In late January the ECB announced it would be embarking on a programme of QE lasting until at least September 2016, injecting €1.14 billion into the Eurozone financial system by purchasing public debt.
This move is expected to lead to lower interest rates for bonds in most Eurozone countries, and to a considerable increase in their banks’ liquidity and lending potential, argues Bernardos. “The top product will once again be mortgages lent to private individuals to buy homes,” he writes, whilst forecasting that outstanding mortgage lending will increase 8 per cent this year, having fallen 4.2 per cent in 2013, and 3.5 per cent last year.
Expect to see mortgage lenders battling it out for market share this year for the first time since the bubble burst, just like they did in the boom. This time around banks are expected to be more sensible. It won’t be a case of getting any old client, just the good ones,” explains Bernardos. “For most banks, these will be families whose monthly income exceeds €3,000 with some banks reducing this to €2,500. This means that those families who don’t reach this figure will have serious difficulties getting a mortgage.”
Targeting the best borrowers, he says banks will start to reduce their spread (the difference between base rates and the lender’s rate) to 0.75 per cent, and extend terms to 35 years. We can also expect to see more bridging loans, 100% LTVs, and lending that takes repayments above a third of disposable income, which experts do not advise.
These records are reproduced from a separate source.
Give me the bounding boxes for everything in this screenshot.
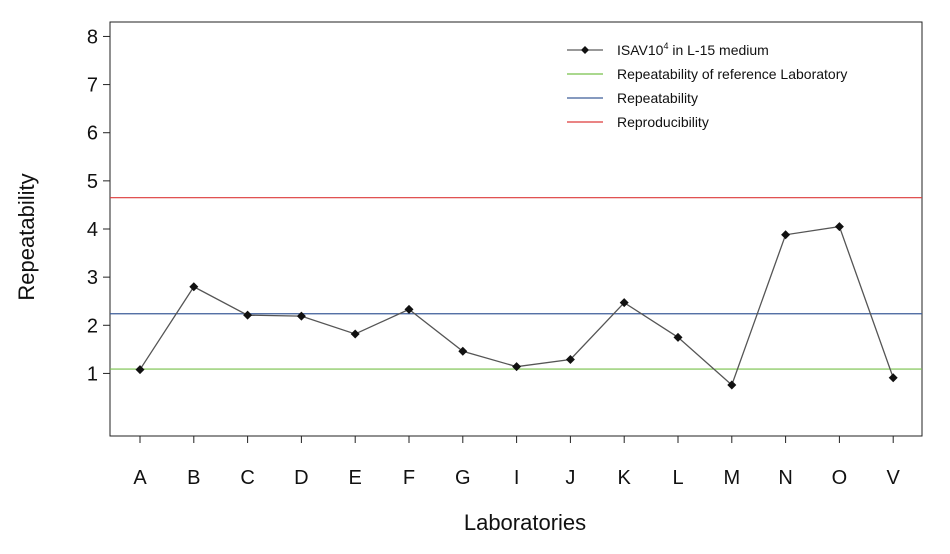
- plot-frame: [109, 21, 923, 437]
- x-tick-label: B: [187, 467, 200, 489]
- data-point: [619, 298, 629, 308]
- x-tick-label: M: [723, 467, 740, 489]
- x-tick-label: D: [294, 467, 308, 489]
- data-point: [350, 329, 360, 339]
- y-tick-label: 2: [87, 315, 98, 337]
- legend-marker-isav: [581, 46, 589, 54]
- y-tick-label: 1: [87, 363, 98, 385]
- x-tick-label: N: [778, 467, 792, 489]
- series-line: [139, 225, 894, 387]
- y-tick-label: 6: [87, 123, 98, 145]
- legend-label-ref-lab: Repeatability of reference Laboratory: [617, 66, 847, 82]
- data-point: [458, 346, 468, 356]
- x-tick-label: V: [887, 467, 901, 489]
- legend-label-isav: ISAV104 in L-15 medium: [617, 41, 769, 58]
- x-tick-label: G: [455, 467, 471, 489]
- y-axis-title: Repeatability: [14, 173, 39, 300]
- data-point: [834, 222, 844, 232]
- data-point: [135, 365, 145, 375]
- x-tick-label: K: [618, 467, 632, 489]
- legend-label-repeatability: Repeatability: [617, 90, 698, 106]
- series-group: [135, 222, 898, 390]
- x-tick-label: E: [349, 467, 362, 489]
- x-tick-label: O: [832, 467, 848, 489]
- x-tick-label: A: [133, 467, 147, 489]
- y-axis: 1 2 3 4 5 6 7 8: [87, 26, 110, 385]
- data-point: [727, 380, 737, 390]
- data-point: [404, 304, 414, 314]
- data-point: [888, 373, 898, 383]
- data-point: [243, 310, 253, 320]
- x-axis-title: Laboratories: [464, 510, 586, 535]
- data-point: [512, 362, 522, 372]
- y-tick-label: 8: [87, 26, 98, 48]
- x-tick-label: L: [672, 467, 683, 489]
- x-tick-label: F: [403, 467, 415, 489]
- reference-lines: [110, 197, 922, 370]
- y-tick-label: 4: [87, 219, 98, 241]
- data-point: [296, 311, 306, 321]
- legend: ISAV104 in L-15 medium Repeatability of …: [567, 41, 847, 130]
- x-tick-label: J: [565, 467, 575, 489]
- data-point: [189, 282, 199, 292]
- y-tick-label: 5: [87, 171, 98, 193]
- y-tick-label: 7: [87, 75, 98, 97]
- y-tick-label: 3: [87, 267, 98, 289]
- x-tick-label: I: [514, 467, 520, 489]
- legend-label-reproducibility: Reproducibility: [617, 114, 709, 130]
- x-tick-label: C: [240, 467, 254, 489]
- data-point: [673, 332, 683, 342]
- data-point: [565, 354, 575, 364]
- data-point: [781, 230, 791, 240]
“The greater access to credit, together with the shortage of supply in upper/middle-class areas in large towns and cities, will mean that in 2015 transactions will increase by approximately 20 per cent, and that property prices go up by around 5 per cent,” predicts Bernardos. “A rise that will mean an end to the most significant property crisis in Spain’s modern history, and the start of the recovery period.”